Menginjak bangku SMP saya pindah ke Jakarta. Jelajah baca saya semakin luas. Saya menikmati cerita silat Kho Ping Ho. Mempunyai ilmu ginkang (meringankan tubuh) dan menjadi Suma Han, pendekar super sakti dari Pulau Es.
Dan mulai membaca novel percintaan.
Detak jantung saya lebih cepat berpacu mengikuti petualangan tante-tante girang, novel trilogi -- Rendezvous, Mathilda, Juke Tamomoan; urutannya saya lupa -- karangan Motinggo Busye. Tak lupa Ashadi Siregar, Marga T, Mira W, dan Eddy D Iskandar. Tentu, Arswendo Atmowiloto.
Pun, saya membaca majalah remaja semacam Hai, Gadis, dan Anita Cemerlang.
Tapi saya belum terpikirkan untuk mengarang. Sampai suatu ketika terbit serial Lupus, karangan Hilman Hariwijaya. Serial itu amat disukai para remaja. Saya termasuk di dalamnya.
Setelah membaca, "Ah, kalau cuma gini gua bisa juga bisa mengarang." Saya ngesok.
Saya pun meminjam mesin tik tetangga. Mencoba mengarang cerpen, dan saya kirimkan ke Harian Pos Kota. Dan dimuat!
Saya takjub dengan diri saya sendiri. Bolak-balik melihat, seperti tak yakin, dan memang ada nama saya tertulis sebagai pengarangnya. Kemudian saya mencoba-coba mengirim cerpen ke Majalah Anita Cemerlang. Waktu itu Anita Cemerlang sedang mengadakan lomba mengarang cerpen. Saya memang tidak memenangkan lomba, tapi cerpen saya layak muat.
Saya makin semangat. Cerpen saya sering dimuat di Majalah Anita Cemerlang. Pernah juga menjadi salah satu pemenang saat Anita Cemerlang mengadakan lomba mengarang novellet.

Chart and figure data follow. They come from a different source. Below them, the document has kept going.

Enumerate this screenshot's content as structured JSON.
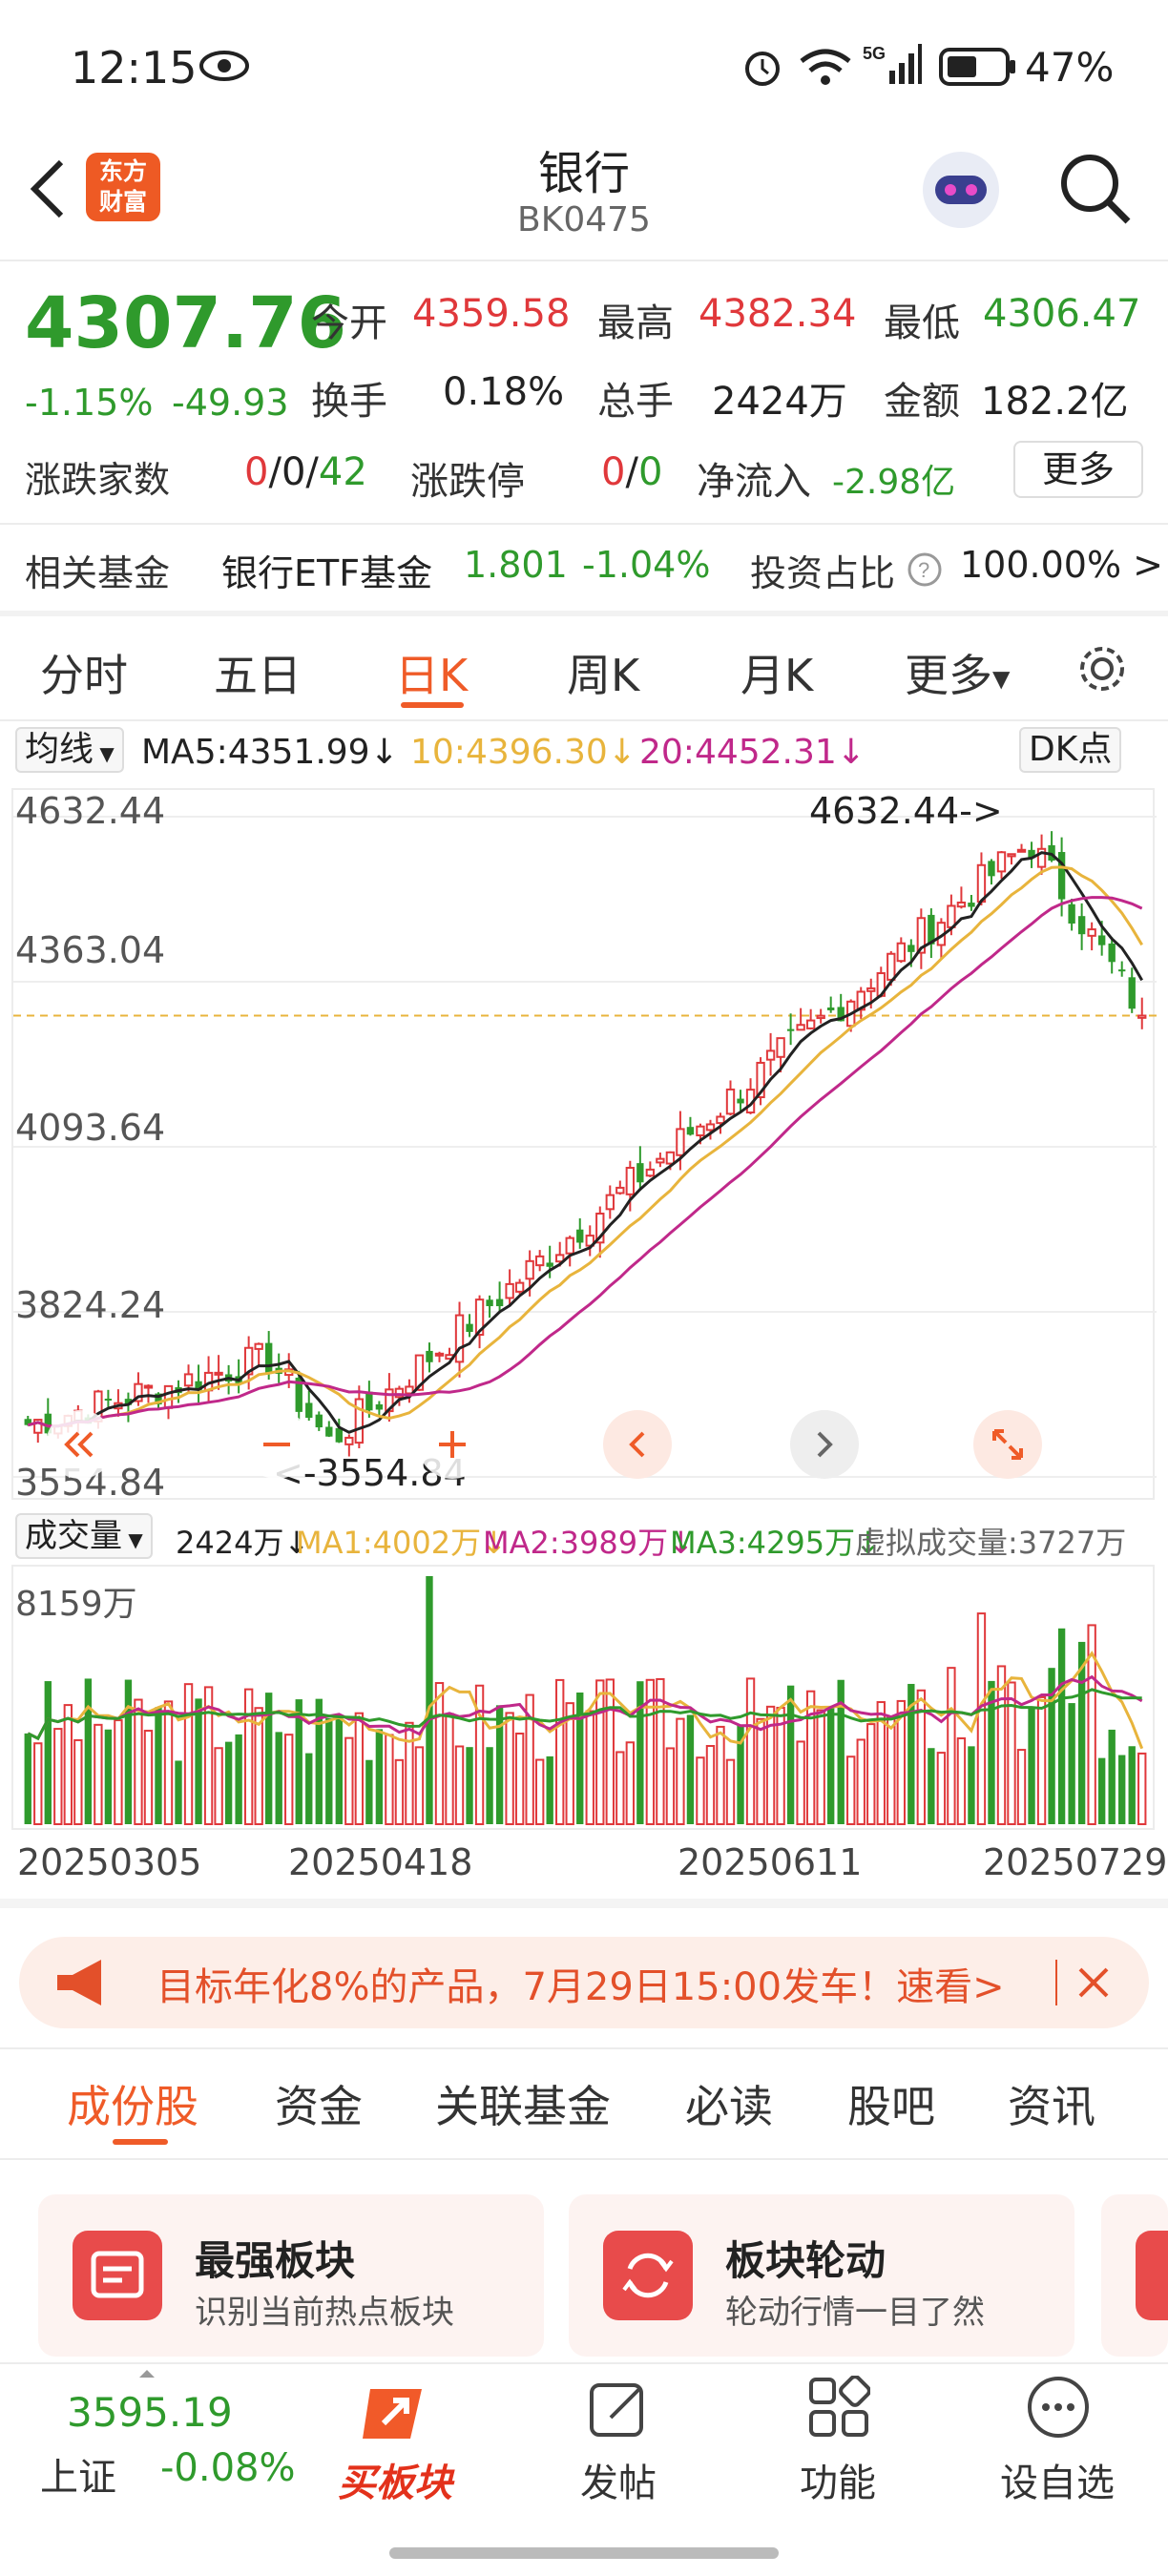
{
  "status": {
    "time": "12:15",
    "battery": "47%",
    "network": "5G"
  },
  "nav": {
    "title": "银行",
    "code": "BK0475",
    "logo_line1": "东方",
    "logo_line2": "财富"
  },
  "quote": {
    "price": "4307.76",
    "change_pct": "-1.15%",
    "change": "-49.93",
    "open_label": "今开",
    "open": "4359.58",
    "high_label": "最高",
    "high": "4382.34",
    "low_label": "最低",
    "low": "4306.47",
    "turnover_label": "换手",
    "turnover": "0.18%",
    "volume_label": "总手",
    "volume": "2424万",
    "amount_label": "金额",
    "amount": "182.2亿",
    "updown_label": "涨跌家数",
    "up": "0",
    "flat": "0",
    "down": "42",
    "limit_label": "涨跌停",
    "limit_up": "0",
    "limit_down": "0",
    "inflow_label": "净流入",
    "inflow": "-2.98亿",
    "more_label": "更多"
  },
  "fund": {
    "label": "相关基金",
    "name": "银行ETF基金",
    "price": "1.801",
    "pct": "-1.04%",
    "ratio_label": "投资占比",
    "ratio": "100.00% >"
  },
  "tabs": [
    "分时",
    "五日",
    "日K",
    "周K",
    "月K",
    "更多"
  ],
  "active_tab": "日K",
  "ma": {
    "selector": "均线",
    "ma5": "MA5:4351.99↓",
    "ma10": "10:4396.30↓",
    "ma20": "20:4452.31↓",
    "dk": "DK点"
  },
  "chart_yaxis": [
    "4632.44",
    "4363.04",
    "4093.64",
    "3824.24",
    "3554.84"
  ],
  "chart_marks": {
    "high": "4632.44->",
    "low": "<-3554.84"
  },
  "volume": {
    "selector": "成交量",
    "current": "2424万↓",
    "ma1": "MA1:4002万↓",
    "ma2": "MA2:3989万↓",
    "ma3": "MA3:4295万↓",
    "virtual": "虚拟成交量:3727万",
    "ymax": "8159万"
  },
  "dates": [
    "20250305",
    "20250418",
    "20250611",
    "20250729"
  ],
  "banner": {
    "text": "目标年化8%的产品，7月29日15:00发车！速看>"
  },
  "bottom_tabs": [
    "成份股",
    "资金",
    "关联基金",
    "必读",
    "股吧",
    "资讯"
  ],
  "cards": [
    {
      "title": "最强板块",
      "sub": "识别当前热点板块"
    },
    {
      "title": "板块轮动",
      "sub": "轮动行情一目了然"
    }
  ],
  "bottom_nav": {
    "index_value": "3595.19",
    "index_name": "上证",
    "index_pct": "-0.08%",
    "buy": "买板块",
    "post": "发帖",
    "func": "功能",
    "watch": "设自选"
  },
  "colors": {
    "up": "#e0383b",
    "down": "#2f9a2c",
    "accent": "#ef5b28",
    "ma5": "#222222",
    "ma10": "#e8b43c",
    "ma20": "#c0288a"
  },
  "chart_data": {
    "type": "candlestick",
    "title": "",
    "ylim": [
      3554.84,
      4632.44
    ],
    "x_labels": [
      "20250305",
      "20250418",
      "20250611",
      "20250729"
    ],
    "last_close": 4307.76,
    "ma": {
      "MA5": 4351.99,
      "MA10": 4396.3,
      "MA20": 4452.31
    },
    "high_mark": 4632.44,
    "low_mark": 3554.84,
    "volume_max_label": "8159万",
    "volume_ma": {
      "MA1": "4002万",
      "MA2": "3989万",
      "MA3": "4295万"
    }
  }
}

Seiring berjalannya waktu semangat saya dalam mengarang mulai kendor. Terlebih setelah berkeluarga, dan pindah ke Cilegon. Pahitnya dalam pencarian hidup, saya melupakan tentang manisnya jadi pengarang. Apalagi setelah mempunyai anak, hingga mereka remaja. Hingga suatu ketika bertemulah saya dengan Kompasiana.
Kompasiana memantik ingatan saya, bahwa pernah pada suatu masa saya bisa menulis. Dengan dibantu anak saya untuk pembuatan password dan segala macamnya, saya pun mulai menulis. Entah kenapa saya lebih banyak menulis puisi dibanding cerpen.